Research involves lots of careful reading, analyzing, and appraising. If you are, for some reason, unable to get involved in any research at the moment, consider visiting your friendly neighborhood librarian to brush up on your information-gathering skills in the meantime. Sifting through stacks of scientific information at the library and refining your biomedical knowledge will, if nothing else, help point you in the direction of particular research topics you may be interested in.  


  • Case reports are your best friend 


What most people don’t realize is that research comes in many forms: including original research, meta analyses, case reports, and many more. If the idea of original research doesn’t appeal to you, consider venturing into the world of case reports. A case report details unique and atypical features of a disease identified in individual patients.
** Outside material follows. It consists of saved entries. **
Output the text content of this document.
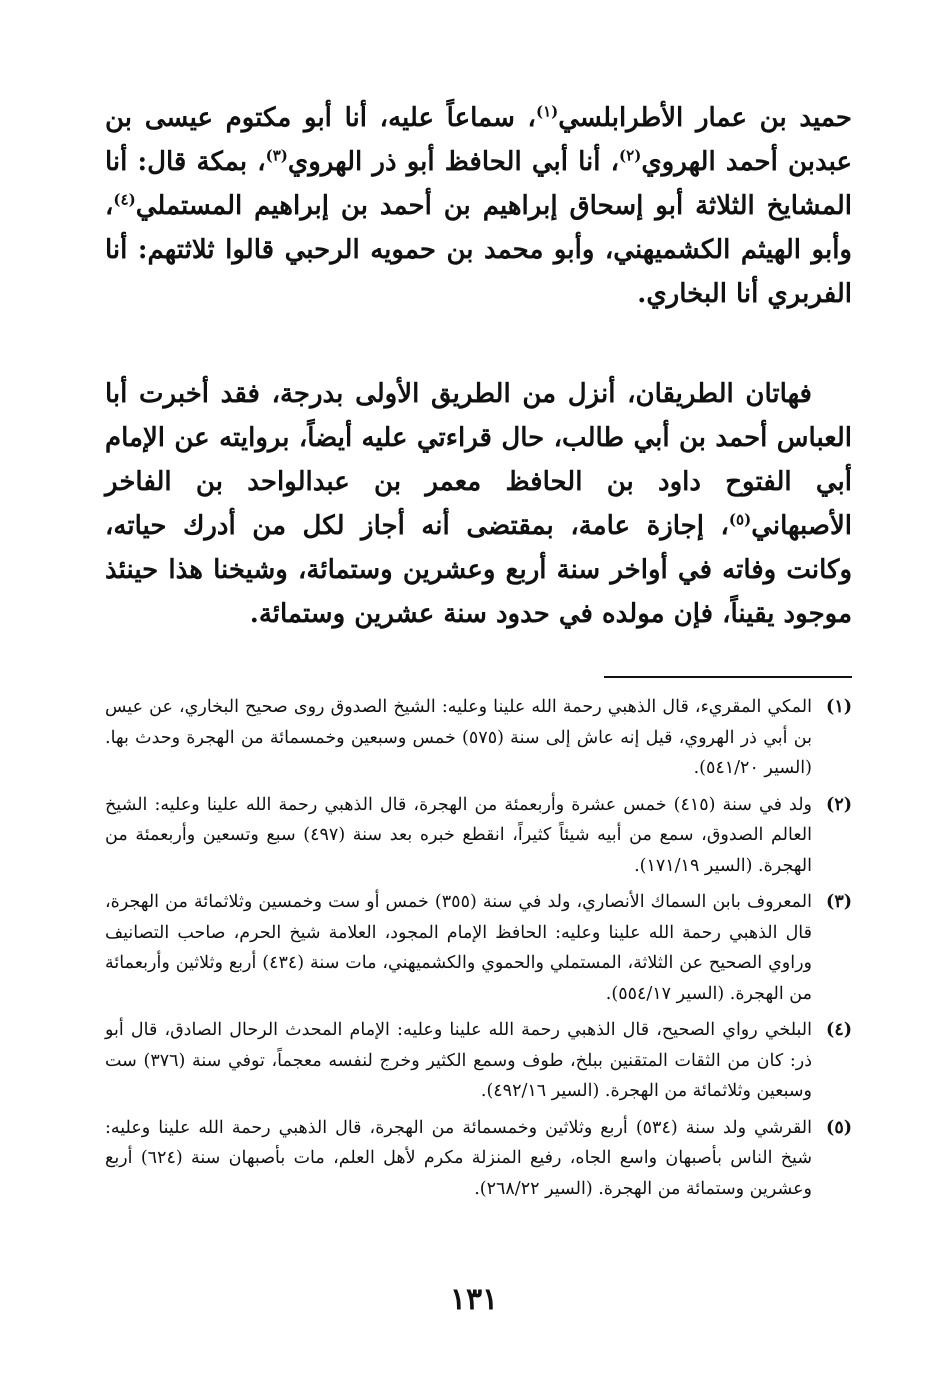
حميد بن عمار الأطرابلسي$^{(١)}$، سماعاً عليه، أنا أبو مكتوم عيسى بن عبدبن أحمد الهروي$^{(٢)}$، أنا أبي الحافظ أبو ذر الهروي$^{(٣)}$، بمكة قال: أنا المشايخ الثلاثة أبو إسحاق إبراهيم بن أحمد بن إبراهيم المستملي$^{(٤)}$، وأبو الهيثم الكشميهني، وأبو محمد بن حمويه الرحبي قالوا ثلاثتهم: أنا الفربري أنا البخاري.

فهاتان الطريقان، أنزل من الطريق الأولى بدرجة، فقد أخبرت أبا العباس أحمد بن أبي طالب، حال قراءتي عليه أيضاً، بروايته عن الإمام أبي الفتوح داود بن الحافظ معمر بن عبدالواحد بن الفاخر الأصبهاني$^{(٥)}$، إجازة عامة، بمقتضى أنه أجاز لكل من أدرك حياته، وكانت وفاته في أواخر سنة أربع وعشرين وستمائة، وشيخنا هذا حينئذ موجود يقيناً، فإن مولده في حدود سنة عشرين وستمائة.

(١)
المكي المقريء، قال الذهبي رحمة الله علينا وعليه: الشيخ الصدوق روى صحيح البخاري، عن عيس بن أبي ذر الهروي، قيل إنه عاش إلى سنة (٥٧٥) خمس وسبعين وخمسمائة من الهجرة وحدث بها. (السير ٥٤١/٢٠).
(٢)
ولد في سنة (٤١٥) خمس عشرة وأربعمئة من الهجرة، قال الذهبي رحمة الله علينا وعليه: الشيخ العالم الصدوق، سمع من أبيه شيئاً كثيراً، انقطع خبره بعد سنة (٤٩٧) سبع وتسعين وأربعمئة من الهجرة. (السير ١٧١/١٩).
(٣)
المعروف بابن السماك الأنصاري، ولد في سنة (٣٥٥) خمس أو ست وخمسين وثلاثمائة من الهجرة، قال الذهبي رحمة الله علينا وعليه: الحافظ الإمام المجود، العلامة شيخ الحرم، صاحب التصانيف وراوي الصحيح عن الثلاثة، المستملي والحموي والكشميهني، مات سنة (٤٣٤) أربع وثلاثين وأربعمائة من الهجرة. (السير ٥٥٤/١٧).
(٤)
البلخي رواي الصحيح، قال الذهبي رحمة الله علينا وعليه: الإمام المحدث الرحال الصادق، قال أبو ذر: كان من الثقات المتقنين ببلخ، طوف وسمع الكثير وخرج لنفسه معجماً، توفي سنة (٣٧٦) ست وسبعين وثلاثمائة من الهجرة. (السير ٤٩٢/١٦).
(٥)
القرشي ولد سنة (٥٣٤) أربع وثلاثين وخمسمائة من الهجرة، قال الذهبي رحمة الله علينا وعليه: شيخ الناس بأصبهان واسع الجاه، رفيع المنزلة مكرم لأهل العلم، مات بأصبهان سنة (٦٢٤) أربع وعشرين وستمائة من الهجرة. (السير ٢٦٨/٢٢).
١٣١
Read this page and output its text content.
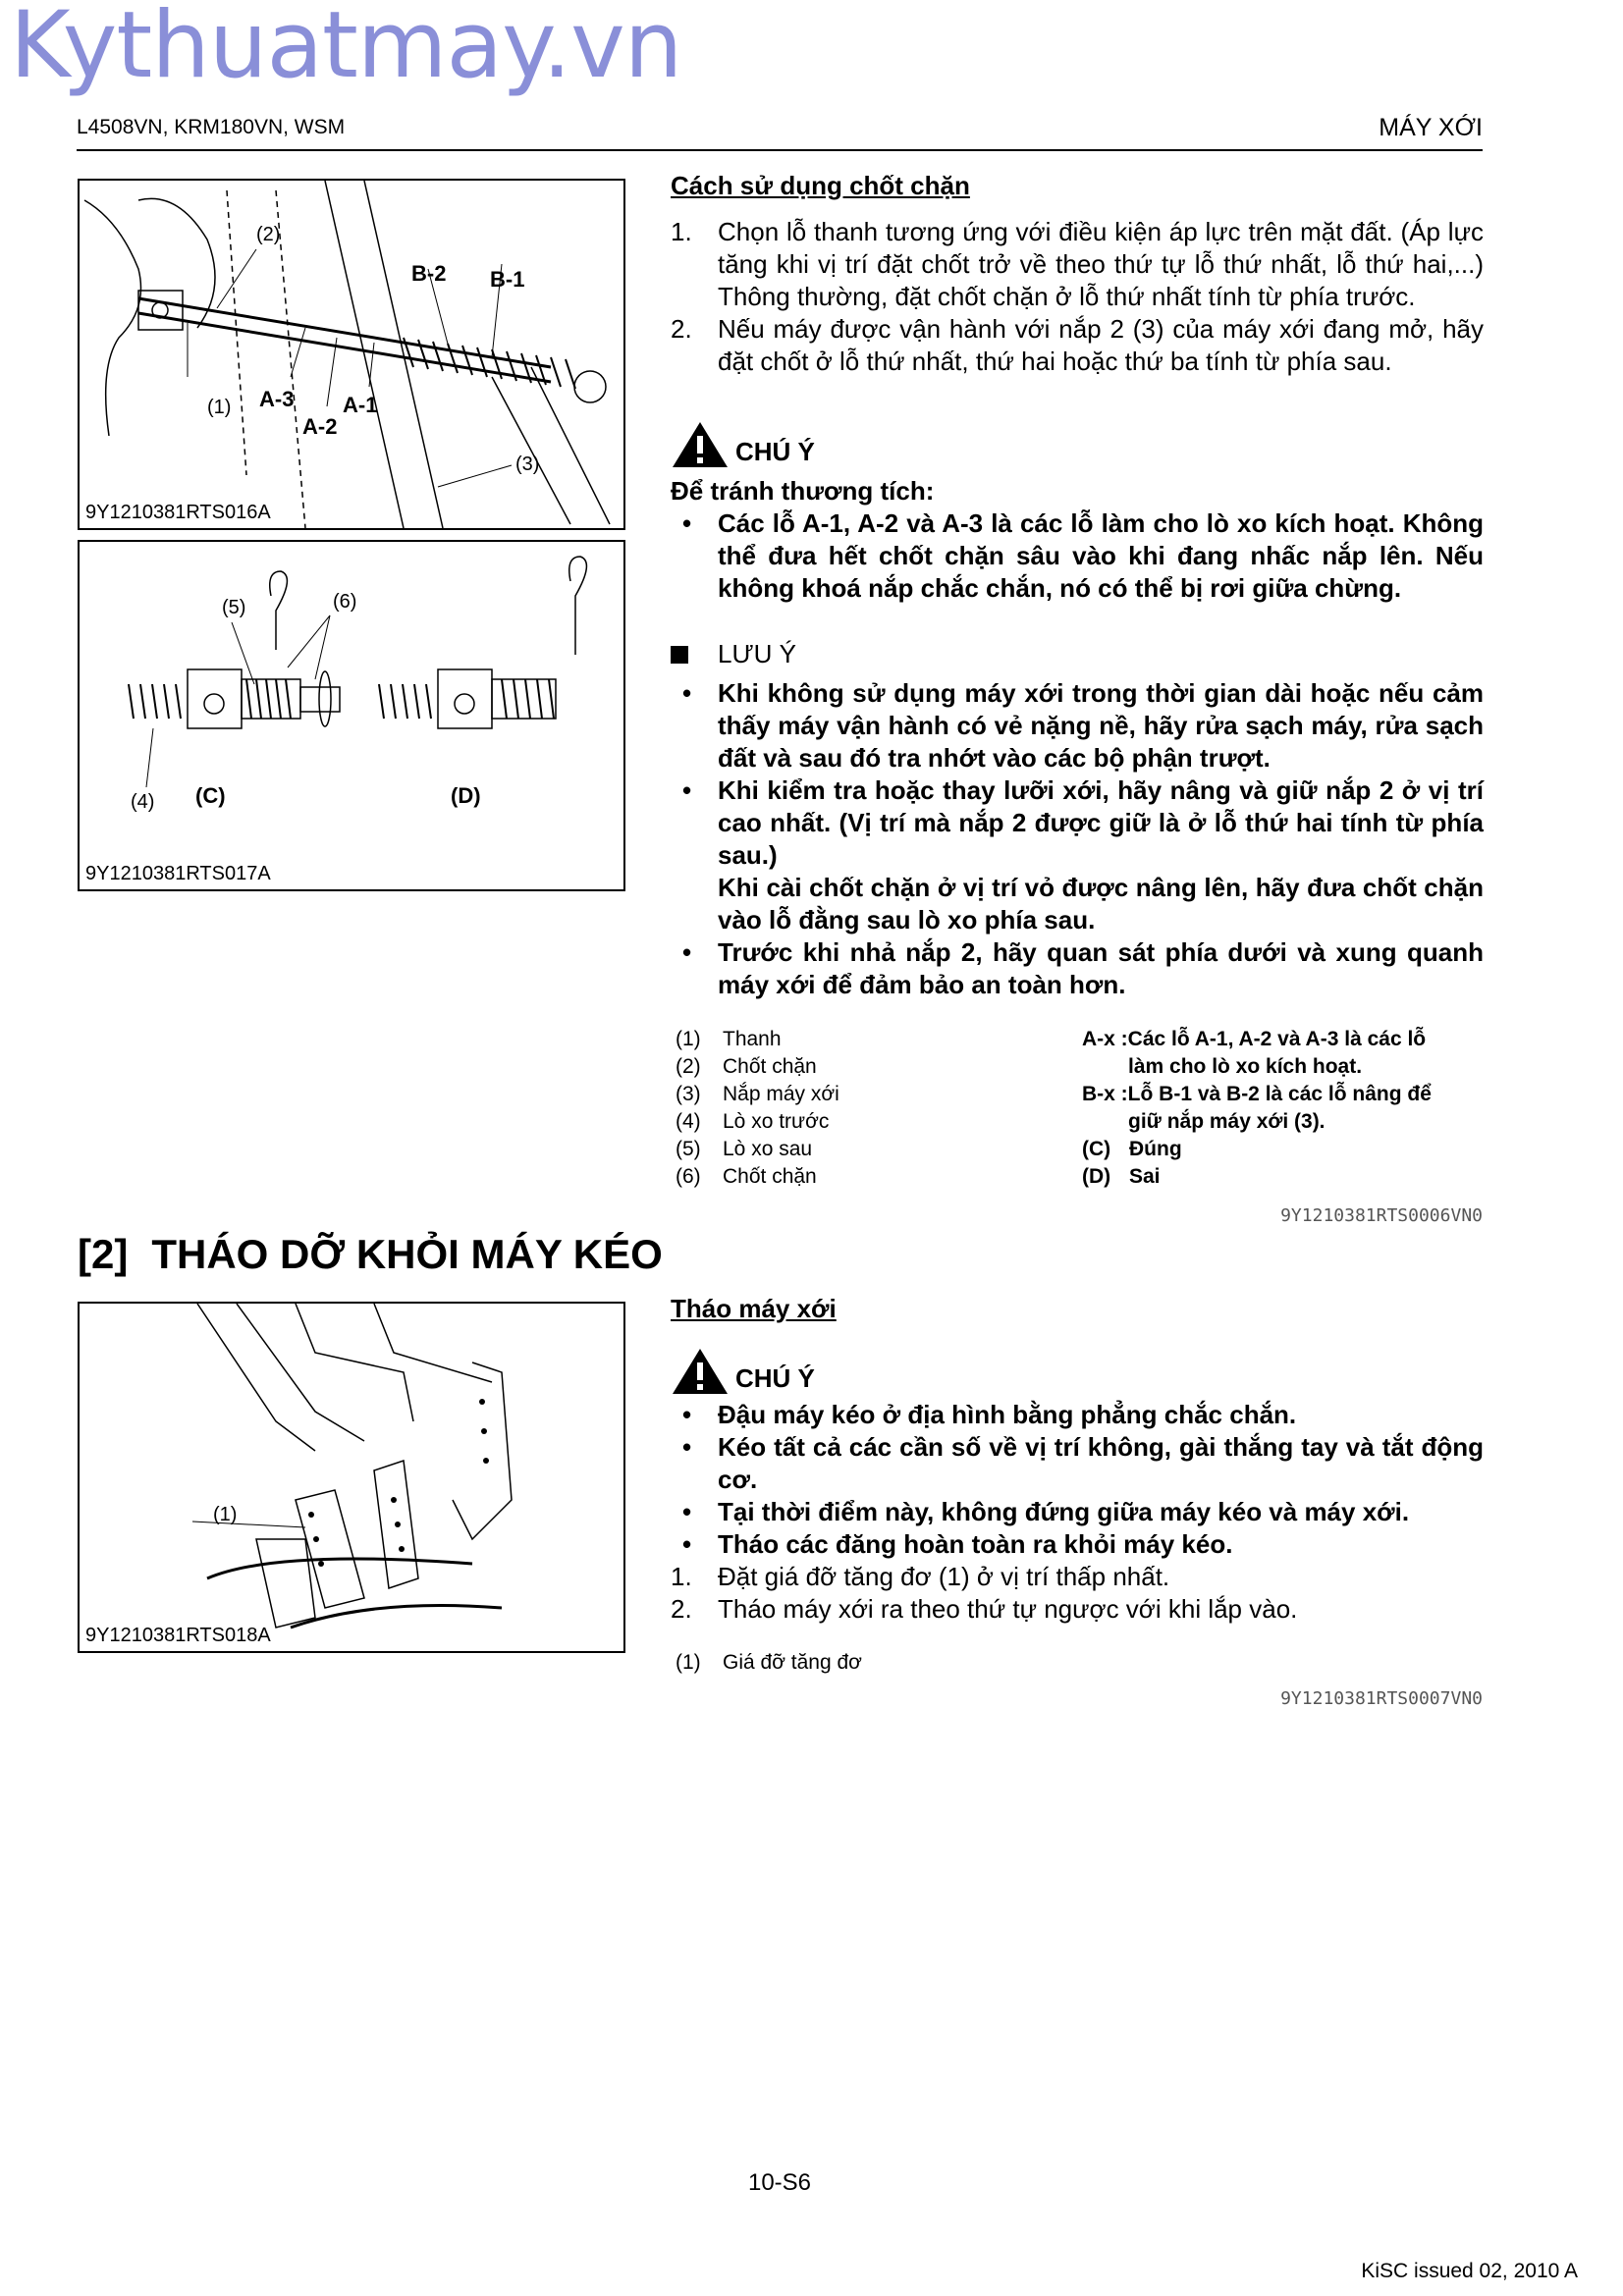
Kythuatmay.vn
L4508VN, KRM180VN, WSM	MÁY XỚI
(2)
B-2 B-1
(1) A-3 A-1
A-2
(3)
9Y1210381RTS016A
(5)	(6)
(4) (C)	(D)
9Y1210381RTS017A
Cách sử dụng chốt chặn
1. Chọn lỗ thanh tương ứng với điều kiện áp lực trên mặt đất. (Áp lực tăng khi vị trí đặt chốt trở về theo thứ tự lỗ thứ nhất, lỗ thứ hai,...) Thông thường, đặt chốt chặn ở lỗ thứ nhất tính từ phía trước.
2. Nếu máy được vận hành với nắp 2 (3) của máy xới đang mở, hãy đặt chốt ở lỗ thứ nhất, thứ hai hoặc thứ ba tính từ phía sau.
CHÚ Ý
Để tránh thương tích:
• Các lỗ A-1, A-2 và A-3 là các lỗ làm cho lò xo kích hoạt. Không thể đưa hết chốt chặn sâu vào khi đang nhấc nắp lên. Nếu không khoá nắp chắc chắn, nó có thể bị rơi giữa chừng.
LƯU Ý
• Khi không sử dụng máy xới trong thời gian dài hoặc nếu cảm thấy máy vận hành có vẻ nặng nề, hãy rửa sạch máy, rửa sạch đất và sau đó tra nhớt vào các bộ phận trượt.
• Khi kiểm tra hoặc thay lưỡi xới, hãy nâng và giữ nắp 2 ở vị trí cao nhất. (Vị trí mà nắp 2 được giữ là ở lỗ thứ hai tính từ phía sau.)
Khi cài chốt chặn ở vị trí vỏ được nâng lên, hãy đưa chốt chặn vào lỗ đằng sau lò xo phía sau.
• Trước khi nhả nắp 2, hãy quan sát phía dưới và xung quanh máy xới để đảm bảo an toàn hơn.
(1) Thanh
(2) Chốt chặn
(3) Nắp máy xới
(4) Lò xo trước
(5) Lò xo sau
(6) Chốt chặn
A-x :Các lỗ A-1, A-2 và A-3 là các lỗ
làm cho lò xo kích hoạt.
B-x :Lỗ B-1 và B-2 là các lỗ nâng để
giữ nắp máy xới (3).
(C) Đúng
(D) Sai
9Y1210381RTS0006VN0
[2] THÁO DỠ KHỎI MÁY KÉO
(1)
9Y1210381RTS018A
Tháo máy xới
CHÚ Ý
• Đậu máy kéo ở địa hình bằng phẳng chắc chắn.
• Kéo tất cả các cần số về vị trí không, gài thắng tay và tắt động cơ.
• Tại thời điểm này, không đứng giữa máy kéo và máy xới.
• Tháo các đăng hoàn toàn ra khỏi máy kéo.
1. Đặt giá đỡ tăng đơ (1) ở vị trí thấp nhất.
2. Tháo máy xới ra theo thứ tự ngược với khi lắp vào.
(1) Giá đỡ tăng đơ
9Y1210381RTS0007VN0
10-S6
KiSC issued 02, 2010 A
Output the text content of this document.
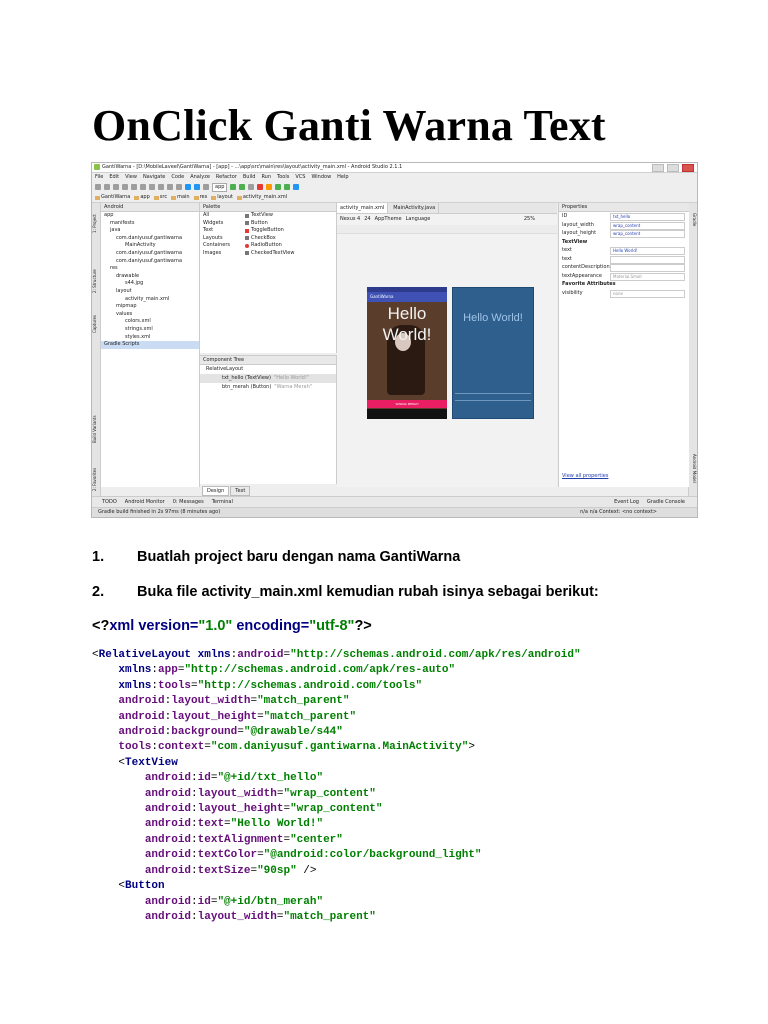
OnClick Ganti Warna Text
GantiWarna - [D:\MobileLaveel\GantiWarna] - [app] - ...\app\src\main\res\layout\activity_main.xml - Android Studio 2.1.1
File Edit View Navigate Code Analyze Refactor Build Run Tools VCS Window Help
app
GantiWarna app src main res layout activity_main.xml
1: Project
2: Structure
Captures
Build Variants
2: Favorites
Gradle
Android Model
Android
app
manifests
java
com.daniyusuf.gantiwarna
MainActivity
com.daniyusuf.gantiwarna
com.daniyusuf.gantiwarna
res
drawable
s44.jpg
layout
activity_main.xml
mipmap
values
colors.xml
strings.xml
styles.xml
Gradle Scripts
Palette
All
Widgets
Text
Layouts
Containers
Images
TextView
Button
ToggleButton
CheckBox
RadioButton
CheckedTextView
Component Tree
RelativeLayout
txt_hello (TextView) "Hello World!"
btn_merah (Button) "Warna Merah"
Design	Text
activity_main.xml	MainActivity.java
Nexus 4 24 AppTheme Language	25%
GantiWarna
Hello World!
WARNA MERAH
Hello World!
Properties
ID	txt_hello
layout_width	wrap_content
layout_height	wrap_content
TextView
text	Hello World!
text
contentDescription
textAppearance	Material.Small
Favorite Attributes
visibility	none
View all properties
TODO Android Monitor 0: Messages Terminal	Event Log Gradle Console
Gradle build finished in 2s 97ms (8 minutes ago)	n/a n/a Context: <no context>
1. Buatlah project baru dengan nama GantiWarna
2. Buka file activity_main.xml kemudian rubah isinya sebagai berikut:
<?xml version="1.0" encoding="utf-8"?>
<RelativeLayout xmlns:android="http://schemas.android.com/apk/res/android"
xmlns:app="http://schemas.android.com/apk/res-auto"
xmlns:tools="http://schemas.android.com/tools"
android:layout_width="match_parent"
android:layout_height="match_parent"
android:background="@drawable/s44"
tools:context="com.daniyusuf.gantiwarna.MainActivity">
<TextView
android:id="@+id/txt_hello"
android:layout_width="wrap_content"
android:layout_height="wrap_content"
android:text="Hello World!"
android:textAlignment="center"
android:textColor="@android:color/background_light"
android:textSize="90sp" />
<Button
android:id="@+id/btn_merah"
android:layout_width="match_parent"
If the hospital that you’re on placement at allows students to speak to patients to work on case reports with their consent, this may be a great place to start. 


  • Consider basic lab-based research 


While the notion of conducting hands-on, clinical research may have been what piqued your interest, rest assured that basic lab-based research can be just as intriguing and rewarding. If you are unable to get started with clinical research or feel that you would prefer to develop your basic report-writing skills before starting to work on clinical research, lab-based research would probably be your best alternative. Basic scientific research will allow you to develop your academic writing skills while developing good scientific technique in the lab. This is a great stepping stone into clinical research!

So there you have it! Hopefully, these tips have demystified the process of getting involved in research at medical school and make you excited to try your hand at something new.